Borziakov, del diario ruso Vzglyad, analiza en su más reciente trabajo cómo la mentalidad del ciudadano estadounidense ha sido moldeada por el sistema educativo vigente para que se interese sólo en los conocimientos acerca del funcionamiento del aparato político y económico de su país, y nada más.

«En términos generales, un ciudadano estadounidense conoce el apellido de su congresista, la tasa de impuestos en su estado y el conjunto de leyes locales, pero relaciona la política exterior con el campo del conocimiento humanitario general, que es completamente inútil en la vida cotidiana», afirma.

Para el articulista, lo que pareciera ser una decisión de los estadounidenses de olvidar lo que les da vergüenza, tiene sus verdaderos motivos en un sistema educativo que les limita el conocimiento que deben aprender, lo que excluye la actuación de su propio Gobierno en el mundo.

«Puede parecer que los ciudadanos de EE. UU. decidieron olvidarse de lo que les da vergüenza. Pero, de hecho, esta ignorancia tiene razones completamente diferentes», sostiene el experto.

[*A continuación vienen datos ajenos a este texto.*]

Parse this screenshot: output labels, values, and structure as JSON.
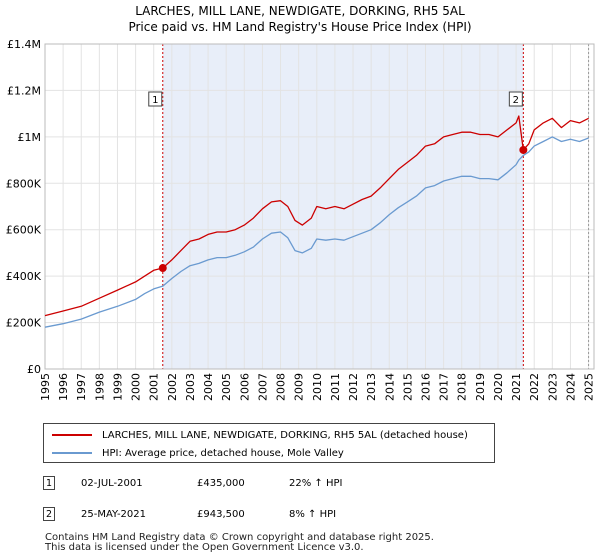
{
  "header": {
    "title_line1": "LARCHES, MILL LANE, NEWDIGATE, DORKING, RH5 5AL",
    "title_line2": "Price paid vs. HM Land Registry's House Price Index (HPI)"
  },
  "colors": {
    "property": "#cc0000",
    "hpi": "#6a9ad0",
    "shade": "#e8eef9",
    "grid": "#e3e3e3"
  },
  "chart_data": {
    "type": "line",
    "title": "Price paid vs. HM Land Registry's House Price Index (HPI)",
    "xlabel": "",
    "ylabel": "",
    "xlim": [
      1995,
      2025.3
    ],
    "ylim": [
      0,
      1400000
    ],
    "y_ticks": [
      {
        "value": 0,
        "label": "£0"
      },
      {
        "value": 200000,
        "label": "£200K"
      },
      {
        "value": 400000,
        "label": "£400K"
      },
      {
        "value": 600000,
        "label": "£600K"
      },
      {
        "value": 800000,
        "label": "£800K"
      },
      {
        "value": 1000000,
        "label": "£1M"
      },
      {
        "value": 1200000,
        "label": "£1.2M"
      },
      {
        "value": 1400000,
        "label": "£1.4M"
      }
    ],
    "x_ticks": [
      "1995",
      "1996",
      "1997",
      "1998",
      "1999",
      "2000",
      "2001",
      "2002",
      "2003",
      "2004",
      "2005",
      "2006",
      "2007",
      "2008",
      "2009",
      "2010",
      "2011",
      "2012",
      "2013",
      "2014",
      "2015",
      "2016",
      "2017",
      "2018",
      "2019",
      "2020",
      "2021",
      "2022",
      "2023",
      "2024",
      "2025"
    ],
    "shaded_region": [
      2001.5,
      2021.4
    ],
    "series": [
      {
        "name": "LARCHES, MILL LANE, NEWDIGATE, DORKING, RH5 5AL (detached house)",
        "x": [
          1995,
          1996,
          1997,
          1998,
          1999,
          2000,
          2000.5,
          2001,
          2001.5,
          2002,
          2002.5,
          2003,
          2003.5,
          2004,
          2004.5,
          2005,
          2005.5,
          2006,
          2006.5,
          2007,
          2007.5,
          2008,
          2008.4,
          2008.8,
          2009.2,
          2009.7,
          2010,
          2010.5,
          2011,
          2011.5,
          2012,
          2012.5,
          2013,
          2013.5,
          2014,
          2014.5,
          2015,
          2015.5,
          2016,
          2016.5,
          2017,
          2017.5,
          2018,
          2018.5,
          2019,
          2019.5,
          2020,
          2020.5,
          2021,
          2021.15,
          2021.4,
          2021.7,
          2022,
          2022.5,
          2023,
          2023.5,
          2024,
          2024.5,
          2025
        ],
        "values": [
          230000,
          250000,
          270000,
          305000,
          340000,
          375000,
          400000,
          425000,
          435000,
          470000,
          510000,
          550000,
          560000,
          580000,
          590000,
          590000,
          600000,
          620000,
          650000,
          690000,
          720000,
          725000,
          700000,
          640000,
          620000,
          650000,
          700000,
          690000,
          700000,
          690000,
          710000,
          730000,
          745000,
          780000,
          820000,
          860000,
          890000,
          920000,
          960000,
          970000,
          1000000,
          1010000,
          1020000,
          1020000,
          1010000,
          1010000,
          1000000,
          1030000,
          1060000,
          1090000,
          943500,
          970000,
          1030000,
          1060000,
          1080000,
          1040000,
          1070000,
          1060000,
          1080000
        ]
      },
      {
        "name": "HPI: Average price, detached house, Mole Valley",
        "x": [
          1995,
          1996,
          1997,
          1998,
          1999,
          2000,
          2000.5,
          2001,
          2001.5,
          2002,
          2002.5,
          2003,
          2003.5,
          2004,
          2004.5,
          2005,
          2005.5,
          2006,
          2006.5,
          2007,
          2007.5,
          2008,
          2008.4,
          2008.8,
          2009.2,
          2009.7,
          2010,
          2010.5,
          2011,
          2011.5,
          2012,
          2012.5,
          2013,
          2013.5,
          2014,
          2014.5,
          2015,
          2015.5,
          2016,
          2016.5,
          2017,
          2017.5,
          2018,
          2018.5,
          2019,
          2019.5,
          2020,
          2020.5,
          2021,
          2021.15,
          2021.4,
          2021.7,
          2022,
          2022.5,
          2023,
          2023.5,
          2024,
          2024.5,
          2025
        ],
        "values": [
          180000,
          195000,
          215000,
          245000,
          270000,
          300000,
          325000,
          345000,
          357000,
          390000,
          420000,
          445000,
          455000,
          470000,
          480000,
          480000,
          490000,
          505000,
          525000,
          560000,
          585000,
          590000,
          565000,
          510000,
          500000,
          520000,
          560000,
          555000,
          560000,
          555000,
          570000,
          585000,
          600000,
          630000,
          665000,
          695000,
          720000,
          745000,
          780000,
          790000,
          810000,
          820000,
          830000,
          830000,
          820000,
          820000,
          815000,
          845000,
          880000,
          900000,
          920000,
          935000,
          960000,
          980000,
          1000000,
          980000,
          990000,
          980000,
          995000
        ]
      }
    ],
    "sales": [
      {
        "id": "1",
        "x": 2001.5,
        "value": 435000
      },
      {
        "id": "2",
        "x": 2021.4,
        "value": 943500
      }
    ]
  },
  "legend": {
    "property_label": "LARCHES, MILL LANE, NEWDIGATE, DORKING, RH5 5AL (detached house)",
    "hpi_label": "HPI: Average price, detached house, Mole Valley"
  },
  "sales_table": [
    {
      "num": "1",
      "date": "02-JUL-2001",
      "price": "£435,000",
      "hpi": "22% ↑ HPI"
    },
    {
      "num": "2",
      "date": "25-MAY-2021",
      "price": "£943,500",
      "hpi": "8% ↑ HPI"
    }
  ],
  "footer": {
    "line1": "Contains HM Land Registry data © Crown copyright and database right 2025.",
    "line2": "This data is licensed under the Open Government Licence v3.0."
  }
}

Asegura que a pesar de que EE.UU. tiene unas 600 bases militares en el mundo y los enormes fondos sin precedentes que se gastan anualmente en diplomacia y «poder blando», en su mayor parte, los estadounidenses están poco interesados en la política exterior.

«Si el sistema soviético suponía que el futuro graduado debería tener un conjunto de conocimientos de una amplia variedad de esferas, ser inteligente en el sentido amplio, el sistema educativo estadounidense implicaba un énfasis en las calificaciones profesionales y el conocimiento sobre la organización de la vida dentro de EE.UU.», añadió.

Recordó que en el imaginario del pueblo estadounidense no está, por ejemplo, el bombardeo en 1999 de Washington y sus aliados en Yugoslavia que costó millones de vidas, sino que el tema se mitificó para convencerlos de que estos crímenes contra civiles eran justos y necesarios.

«Para que un evento fuera de EE. UU. se convierta en parte del equipaje de información de un estadounidense, debe estar debidamente mitificado. El mito yugoslavo elaborado por el Pentágono suena brevemente así: los serbios malvados intentaron matar a todos sus vecinos y construir su imperio en los Balcanes, pero Washington y sus aliados europeos les impidieron hacerlo», prosigue el columnista ruso.